The average PE ratio for the S&P since its inception has been just above 15. The current valuation multiple is higher, but still well short of past peaks. That suggests there could be further to run, though a reversion to the long-term average would leave the index only slightly above 1,500, down almost a quarter from the current level.
Low interest rates also support continued share-price buoyancy. One theory known as the Fed model postulates that the earnings yield on stocks should be equal to the long-term Treasury bond yield. The model largely held during the 1990s, although it hasn't looked particularly accurate since. The implication at today's 2.4 per cent 10-year bond rate would be for the S&P Index to trade at around 4,200.
Other measures, however, suggest the index will eventually have to come down to earth. For instance, post-tax corporate earnings in the year to March averaged 10.8 percent of GDP, according to Bureau of Economic Analysis statistics. That's close to the all-time peak proportion reached in 2012 and far above a sixty-plus year average of 7.2 per cent of GDP.

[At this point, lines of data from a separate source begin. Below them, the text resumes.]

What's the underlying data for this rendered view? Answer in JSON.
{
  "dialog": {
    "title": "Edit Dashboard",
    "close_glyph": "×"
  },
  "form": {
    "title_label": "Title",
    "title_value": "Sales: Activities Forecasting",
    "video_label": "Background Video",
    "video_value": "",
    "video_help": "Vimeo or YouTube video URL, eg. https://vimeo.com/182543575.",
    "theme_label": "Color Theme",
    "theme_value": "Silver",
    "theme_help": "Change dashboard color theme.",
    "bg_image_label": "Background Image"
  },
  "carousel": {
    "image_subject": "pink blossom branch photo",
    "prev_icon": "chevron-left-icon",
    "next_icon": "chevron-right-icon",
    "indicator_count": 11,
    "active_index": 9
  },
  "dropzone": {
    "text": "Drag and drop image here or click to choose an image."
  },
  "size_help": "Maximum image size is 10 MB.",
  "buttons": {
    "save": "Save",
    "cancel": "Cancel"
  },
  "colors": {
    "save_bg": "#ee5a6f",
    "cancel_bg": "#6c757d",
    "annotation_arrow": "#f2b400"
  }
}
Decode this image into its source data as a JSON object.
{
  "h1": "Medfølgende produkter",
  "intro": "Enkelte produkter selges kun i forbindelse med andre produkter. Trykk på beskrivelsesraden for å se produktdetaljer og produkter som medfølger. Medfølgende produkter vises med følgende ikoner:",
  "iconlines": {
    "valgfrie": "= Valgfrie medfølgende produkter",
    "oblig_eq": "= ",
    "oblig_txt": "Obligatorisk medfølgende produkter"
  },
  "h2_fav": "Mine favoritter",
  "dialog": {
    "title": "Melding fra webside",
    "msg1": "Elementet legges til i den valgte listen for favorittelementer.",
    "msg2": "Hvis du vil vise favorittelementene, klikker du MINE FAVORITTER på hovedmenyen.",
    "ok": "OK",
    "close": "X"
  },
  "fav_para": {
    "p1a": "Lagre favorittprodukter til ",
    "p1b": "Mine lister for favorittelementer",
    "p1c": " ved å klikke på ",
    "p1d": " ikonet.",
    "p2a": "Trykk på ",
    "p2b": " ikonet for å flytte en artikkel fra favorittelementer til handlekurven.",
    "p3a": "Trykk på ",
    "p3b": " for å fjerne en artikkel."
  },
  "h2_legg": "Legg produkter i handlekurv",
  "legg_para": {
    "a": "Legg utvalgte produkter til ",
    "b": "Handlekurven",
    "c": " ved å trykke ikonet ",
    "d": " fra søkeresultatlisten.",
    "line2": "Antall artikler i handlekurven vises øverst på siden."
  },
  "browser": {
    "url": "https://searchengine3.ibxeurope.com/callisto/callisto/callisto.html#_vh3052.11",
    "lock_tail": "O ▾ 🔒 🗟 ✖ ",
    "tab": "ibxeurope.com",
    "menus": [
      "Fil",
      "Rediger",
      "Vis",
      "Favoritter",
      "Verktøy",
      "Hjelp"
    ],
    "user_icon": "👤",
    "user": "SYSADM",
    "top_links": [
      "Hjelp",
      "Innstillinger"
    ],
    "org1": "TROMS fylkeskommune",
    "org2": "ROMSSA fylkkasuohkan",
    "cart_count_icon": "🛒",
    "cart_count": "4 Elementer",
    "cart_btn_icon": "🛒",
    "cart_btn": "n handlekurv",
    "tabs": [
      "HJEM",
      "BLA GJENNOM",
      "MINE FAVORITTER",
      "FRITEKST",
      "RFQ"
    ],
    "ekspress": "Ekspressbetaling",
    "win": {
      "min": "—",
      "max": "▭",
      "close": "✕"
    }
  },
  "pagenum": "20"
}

Gains from globalization and outsourcing may have boosted US multinationals' profit margins sustainably. But cheap debt also plays a part and won't last forever. If companies' earnings shift lower, merely to the long-term average as a percentage of GDP, then at today's PE ratio the S&P would be around a third lower, somewhere above 1,300. Interest rates may stay low for a while yet. And some of the margin gains at US companies may be locked in, at least for a while. But mean reversion is a powerful effect. In financial markets, new paradigms usually don't last.